Freitag, 14. Dezember 2018

Netzwerke Die geheimen Machtzirkel der Manager

Fotostrecke: Die wichtigsten Netzwerke der deutschen Wirtschaftselite
Neil Shrubb

2. Teil: Men geht auf Pirsch, ins Fußballstadion - oder kraxelt auf die Gipfel

"Die alten Netzwerke funktionierten auf der Basis gemeinsamer Werteüberzeugungen", sagt Lars Zimmermann, Vorstandssprecher der "Stiftung Neue Verantwortung" und Netzwerkexperte. "Diese Bindungskraft hat nachgelassen, heute dominiert der Pragmatismus."

So trifft sich denn ganz pragmatisch ein exklusiver Zirkel in wechselnder Zusammensetzung auf Schloss Berchtesgaden, bei Franz Herzog von Bayern. Ex-BASF-Chef Jürgen Strube (71), Ex-Commerzbanker Klaus-Peter Müller (66), der Münchener Erzbischof Reinhard Marx (57) oder andere inspirierende Geistesgrößen grübeln dann ein Wochenende lang über diesem und jenem. Eine fest umrissene Agenda gibt es nicht. Nach draußen dringen soll erst recht nichts.

Haben wir es hier mit notorischen Verschwörern oder Sektierern zu tun? Mit Machtansammlungen am Rande der Demokratie? Mit geschlossenen Gesellschaften auf jeden Fall. Schließlich darf nicht jeder rein. Und wer keinen Zutritt hat, verpasst womöglich den nächsten Karriereschritt, den nächsten politischen Vorstoß oder auch nur Gedanken- und Gaumenkitzel.

Es ist wie im richtigen Leben: So manche vertrauliche Verbindung fußt auf gemeinsamen Freizeiterlebnissen. Man geht auf die Pirsch, ins Fußballstadion - oder kraxelt auf Südtiroler Gipfel.

Die klassische Seilschaft der Similauner, die nun schon im 19. Jahr auf schmalem Grat wandelt, wird derzeit reloaded, sprich: ein wenig verjüngt.

Mehr als ein Dutzend Topmanager haben sich zum gemeinschaftlichen Klettern und Konferieren zusammengefunden. Viele, die Rang und Namen haben im deutschen Wirtschaftsestablishment. Leute wie der frühere Lufthansa-Chef Jürgen Weber (69), Linde-Lenker Wolfgang Reitzle (61) oder BASF-Anführer Jürgen Hambrecht (64).

Die Geburtsstunde der Similauner

Erfunden haben zwei Extremdenker diese Runde: Berufsbergfex Reinhold Messner (66) und McKinsey-Veteran Herbert Henzler (69). Damals, anno 1992, als die beiden am Chimborazo, auf den Spuren Alexander von Humboldts, eingeschneit waren.

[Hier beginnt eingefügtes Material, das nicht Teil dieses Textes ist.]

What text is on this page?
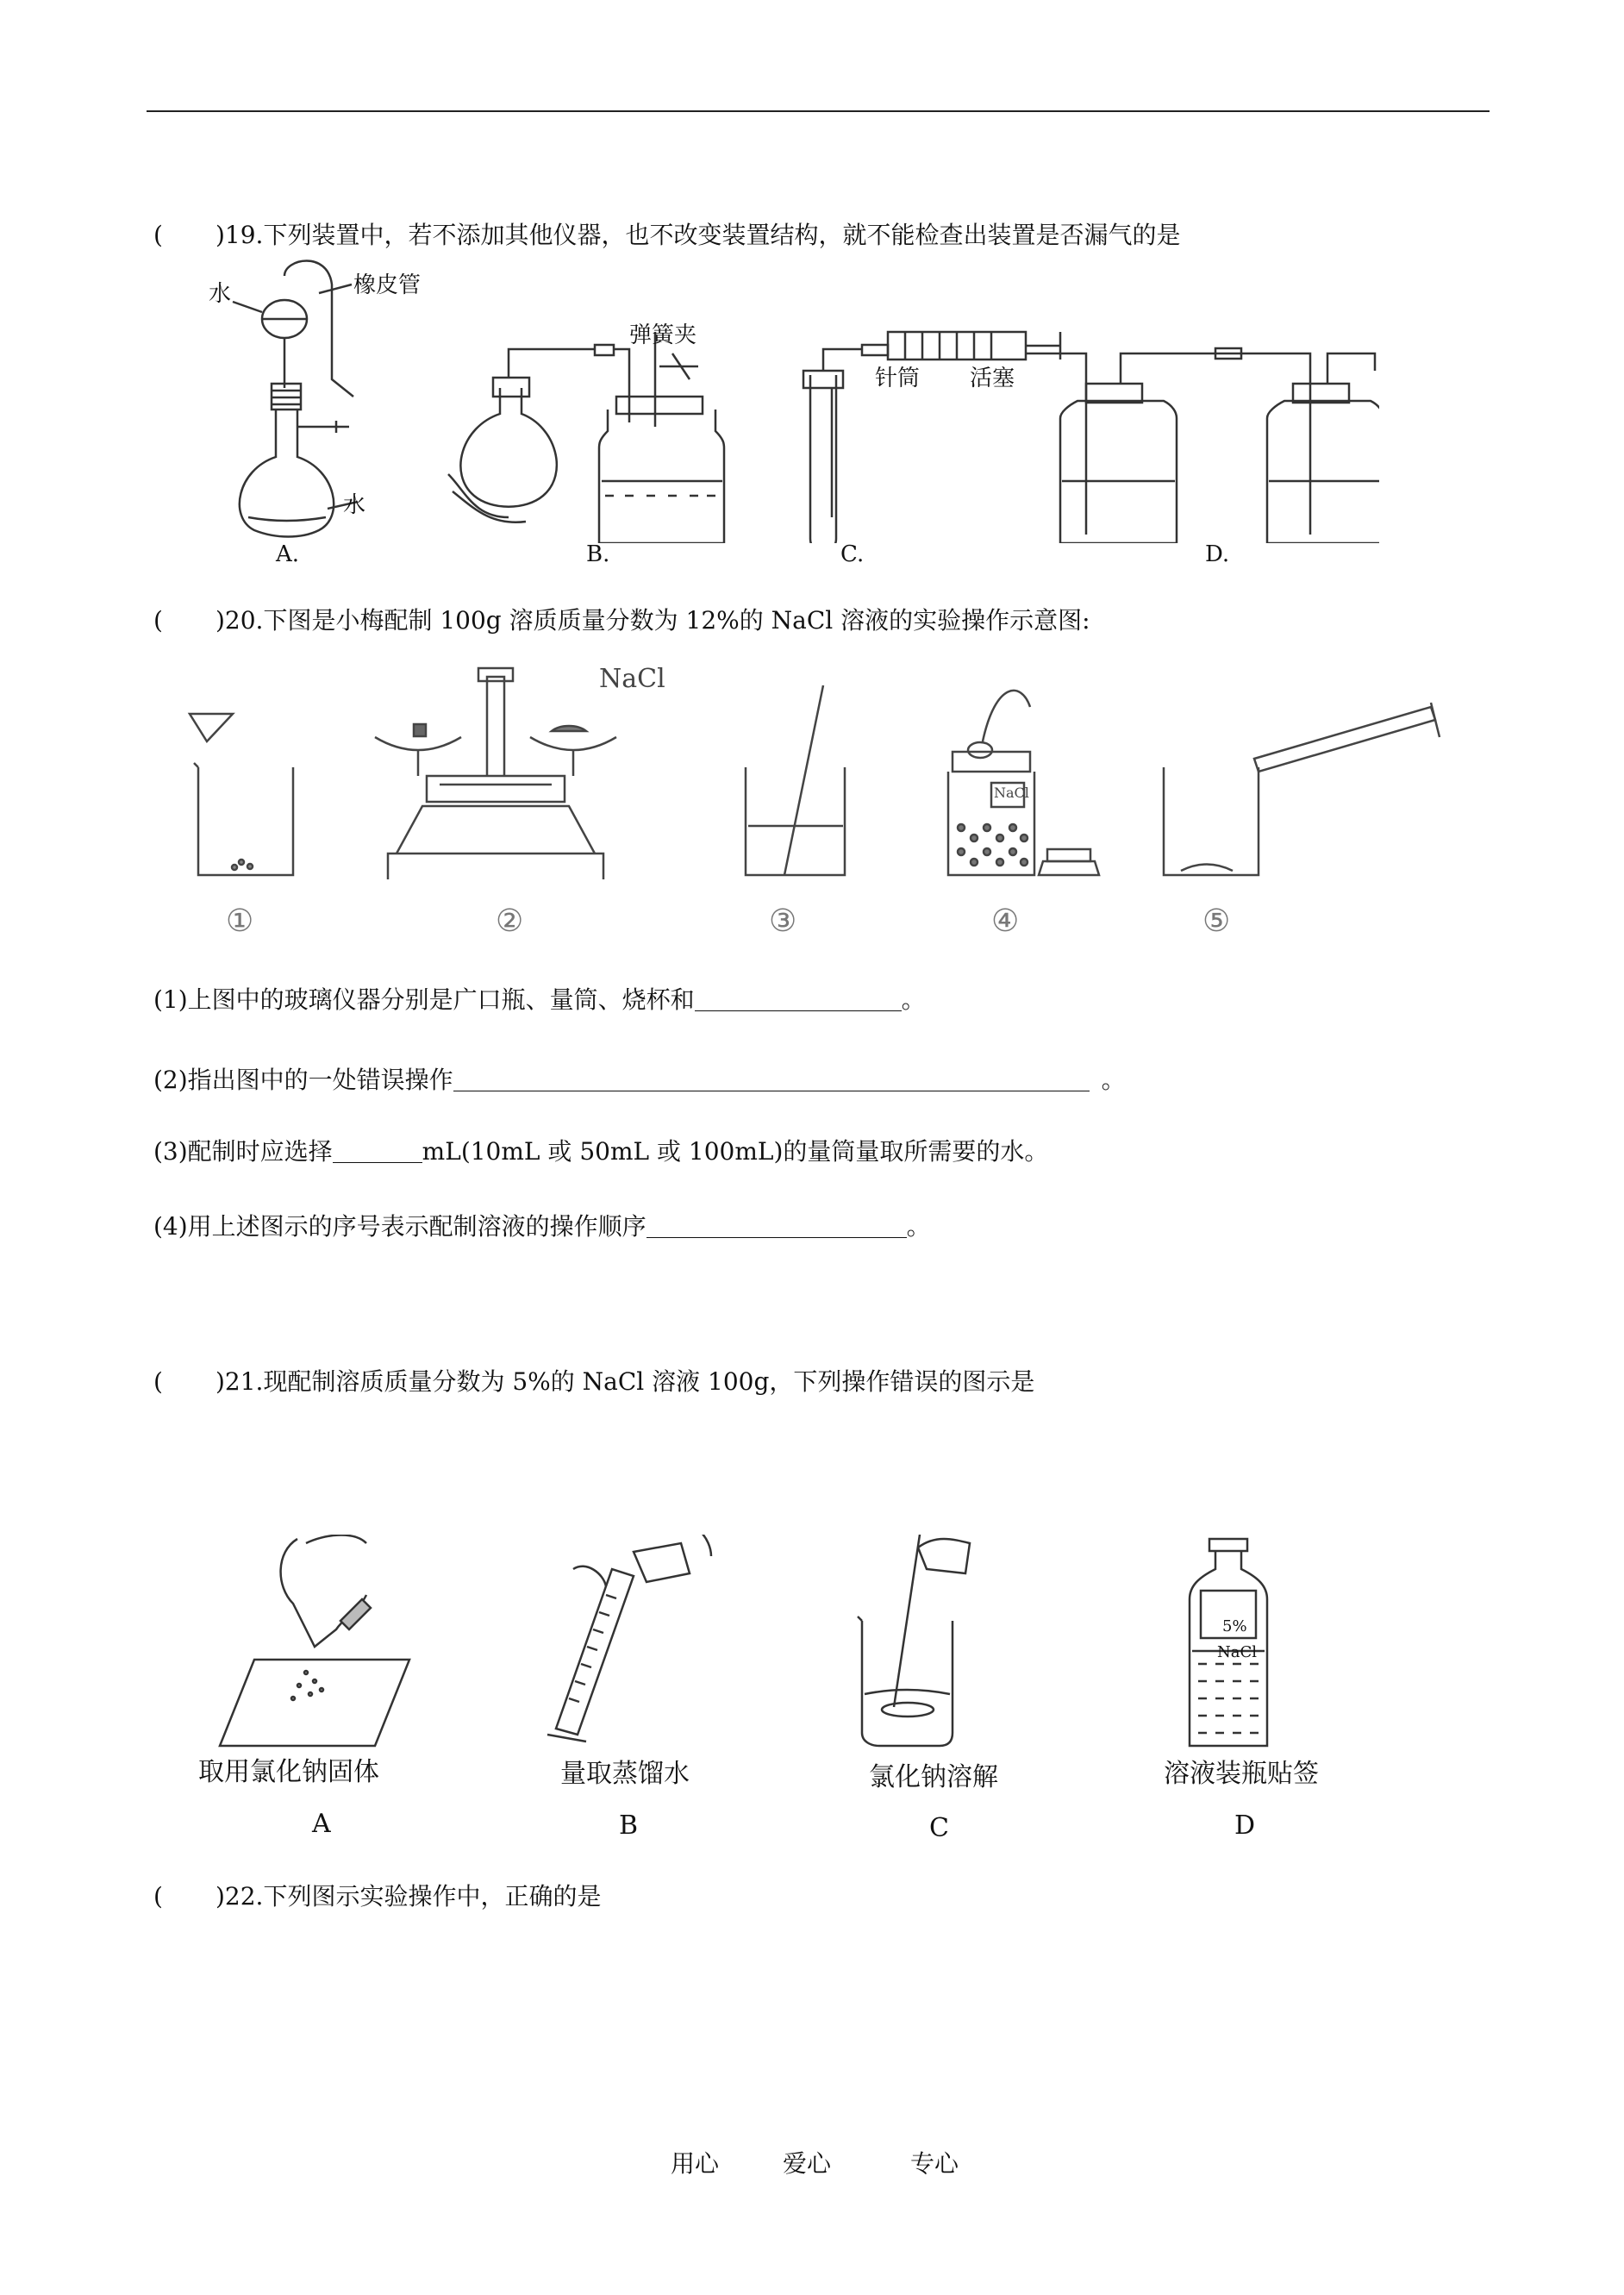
( )19.下列装置中，若不添加其他仪器，也不改变装置结构，就不能检查出装置是否漏气的是
水	橡皮管
水
弹簧夹
针筒 活塞
A.	B.	C.	D.
( )20.下图是小梅配制 100g 溶质质量分数为 12%的 NaCl 溶液的实验操作示意图:
NaCl
NaCl
①	②	③	④	⑤
(1)上图中的玻璃仪器分别是广口瓶、量筒、烧杯和	。
(2)指出图中的一处错误操作	。
(3)配制时应选择	mL(10mL 或 50mL 或 100mL)的量筒量取所需要的水。
(4)用上述图示的序号表示配制溶液的操作顺序	。
( )21.现配制溶质质量分数为 5%的 NaCl 溶液 100g，下列操作错误的图示是
5%
NaCl
取用氯化钠固体	量取蒸馏水	氯化钠溶解	溶液装瓶贴签
A	B	C	D
( )22.下列图示实验操作中，正确的是
用心	爱心	专心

Henzler besorgte nach und nach das Personal, und Messner führt die Truppe fachkundig von Höhe zu Höhe. Am Nachwuchs mangelt es nicht, ein bis zwei Anfragen kommen pro Jahr.

Nicht jeder ist willkommen. Wer aufgenommen werden will, braucht die Zustimmung aller. Bei den Jungsimilaunern Klaus Kleinfeld (53, Alcoa Börsen-Chart zeigen) und Herbert Hainer (56, Adidas Börsen-Chart zeigen), die den Altersdurchschnitt der Bergvagabunden deutlich senken, gab es keinerlei Bedenken.

Die Verjüngung ist schon deshalb angeraten, weil die Touren durchaus anspruchsvoll sind. Heuer war ein sogenannter schwarzer Klettersteig dabei, die schwierigste Kategorie in den Alpen. Da sorgten sich die Gefährten schon, "dass da mal einer abschmiert".

Bislang war die Furcht unbegründet. Einzig prekäres Vorkommnis: Ex-Daimler-Pferdestärke Jürgen Schrempp (66) musste einst mit dem Hubschrauber ausgeflogen werden, weil sein Kreislauf schwächelte; seitdem kommt er seltener.

Neben der Höhenluft reizt die Similauner die innige Kameradschaft: Man duzt sich seit dem ersten Tag; jeden kann man zu jedem setzen; abends, auf der Hütte, wird gesungen, dass sich die Tannenzapfen biegen. Nur unmittelbar vor dem Aufstieg sei jeder in sich versunken - "aus Respekt vor dem Berg", wie ein In-sich-Versunkener berichtet.

Verbunden wird die Kletterpartie meist mit einem Vortrag. Jeder referiert aus seinem Genre: Weber erklärt, warum die Luftfahrt seit Jahren kein richtiges Geld verdient hat; Hainer spricht über den Adidas-Erfolg im Ausland.